I admit, I was puzzled, and during the discussion listened to the other ideas (Lewis’s theology was informed by his years of atheism which gave him the freedom to break from traditional Anglican positions) and offered one of my own (Tolkien’s Catholicism had an effect on him) without any conviction that these explained the things he has been accused of believing — universalism and purgatory being the most apparent — or the reason evangelicals seem to ignore these.

As I’ve thought about this subject, two factors have presented themselves. One is that Lewis wrote considerably more than fiction. He has books and essays of apologetics spelling out his beliefs. A story that contains something akin to purgatory, then, must not be taken as Lewis’s statement of belief on the subject unless he’s written something in his non-fiction that would support that claim.

In the same way, when Lewis writes in The Last Battle of a sincere believer in a false god entering into the Narnia further in and further up, we would expect to find non-fiction works supporting a less than evangelical view of salvation, if in fact, this was a reflection of his actual belief and not simply “suppositional” fiction.

At this point, I’m wondering if Lewis isn’t known as much for his non-fiction as for The Chronicles of Narnia.

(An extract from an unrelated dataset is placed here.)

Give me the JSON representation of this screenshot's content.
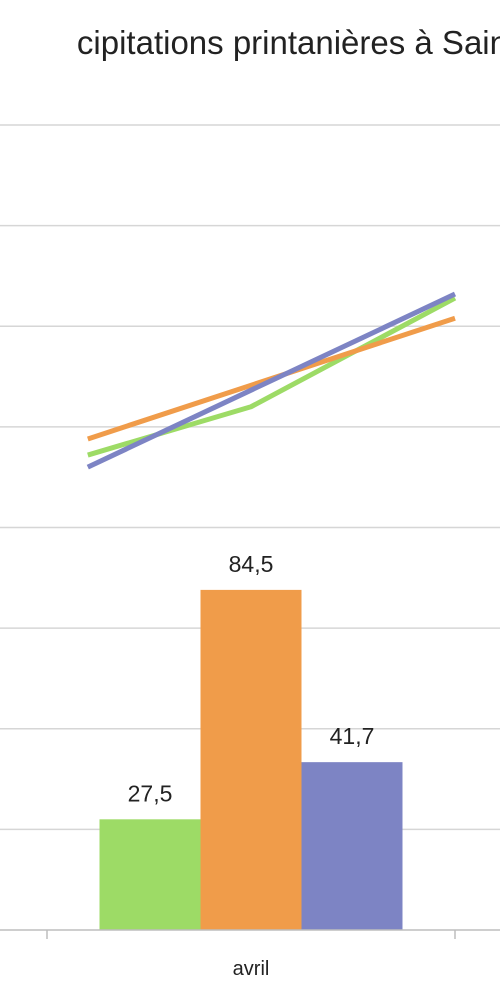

But there is a second possibility, one I touched on this past summer in “Christian Heroes Or Christian Celebrities?” The fact is, we live in a time in which people want to hang with the famous, as if we gain credibility by association. In other words, some people might say, “Ah, yes, I’m a fan of C. S. Lewis” and mean, I’m erudite and knowledgeable of all things Christian.

We jump on bandwagons and nothing gives us more pleasure than to jump on the bandwagon of someone who is famous and who is a Christian — never mind their theology!

Is C. S. Lewis a hero of the faith? Maybe, just maybe, we should read his work and decide for ourselves how his positions stack up with Scripture.